The answer is, of course, no. Business should not be conducted with rage-induced, expletive-filled rants. But: It is. And people excuse this behavior.
Darren Aronofsky, who has never worked with Christian Bale, is telling the BBC: "I think he was right. I don't think he was out of line. It is a sacred time between action and cut. If it was the first time it was excusable, but a second time, that ruins it."
My past experience involves working in magazines and people were certainly high-strung, especially around deadlines, photoshoots and printing errors (or errors that ended up being published). There were definitely male tantrums, but few and far between. A friend who worked at a film studio loves to talk about the dent in the wall from where her boss (a man) threw a book at an intern. I asked a friend who works in finance if men ever curse and blow their top at the office and he replied: "Yes. Daily." Apparently just yesterday some dude was yelling "Have you lost your fucking mind? Can't you see there is a recession out there?" to lower-level employee at the top of his voice.
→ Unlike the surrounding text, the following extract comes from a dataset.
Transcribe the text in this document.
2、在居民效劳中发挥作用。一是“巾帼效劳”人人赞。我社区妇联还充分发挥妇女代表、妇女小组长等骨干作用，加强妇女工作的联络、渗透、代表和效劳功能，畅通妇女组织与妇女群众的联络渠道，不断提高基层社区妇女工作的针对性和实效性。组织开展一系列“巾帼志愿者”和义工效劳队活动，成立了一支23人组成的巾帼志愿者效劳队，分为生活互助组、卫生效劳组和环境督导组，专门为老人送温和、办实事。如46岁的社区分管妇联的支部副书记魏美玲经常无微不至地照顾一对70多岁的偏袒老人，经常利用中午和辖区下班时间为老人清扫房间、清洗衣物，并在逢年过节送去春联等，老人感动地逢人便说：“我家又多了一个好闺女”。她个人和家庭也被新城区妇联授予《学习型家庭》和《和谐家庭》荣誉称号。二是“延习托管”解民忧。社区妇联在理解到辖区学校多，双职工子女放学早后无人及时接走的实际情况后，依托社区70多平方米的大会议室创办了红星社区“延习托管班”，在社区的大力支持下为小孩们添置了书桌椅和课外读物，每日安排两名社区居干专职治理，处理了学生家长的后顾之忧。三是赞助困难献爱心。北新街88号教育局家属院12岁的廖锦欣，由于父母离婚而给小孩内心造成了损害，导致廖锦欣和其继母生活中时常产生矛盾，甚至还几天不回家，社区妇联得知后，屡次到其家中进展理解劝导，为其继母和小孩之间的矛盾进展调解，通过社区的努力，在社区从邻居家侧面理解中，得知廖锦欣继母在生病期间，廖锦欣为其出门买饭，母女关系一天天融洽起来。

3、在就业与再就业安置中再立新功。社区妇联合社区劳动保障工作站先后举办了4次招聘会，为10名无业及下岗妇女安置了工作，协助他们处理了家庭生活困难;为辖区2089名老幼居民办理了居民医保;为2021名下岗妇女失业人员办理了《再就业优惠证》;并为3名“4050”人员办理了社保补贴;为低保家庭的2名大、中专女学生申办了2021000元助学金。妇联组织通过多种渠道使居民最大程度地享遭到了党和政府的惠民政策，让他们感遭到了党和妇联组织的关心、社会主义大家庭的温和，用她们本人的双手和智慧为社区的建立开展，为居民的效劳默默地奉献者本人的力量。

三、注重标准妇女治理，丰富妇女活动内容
Emma Jacobs writes of a banker who "punched his boss but escaped reproach because he was making too much money."
Women who throw fits or act like the world will stop if they don't get what they want are labeled divas; but more often than not, women do not act like this in the workplace. (Has Anna Wintour ever had a tantrum?) But why is it that men — who, let's face it, are often the majority and the senior players in business — are allowed to treat other humans like crap?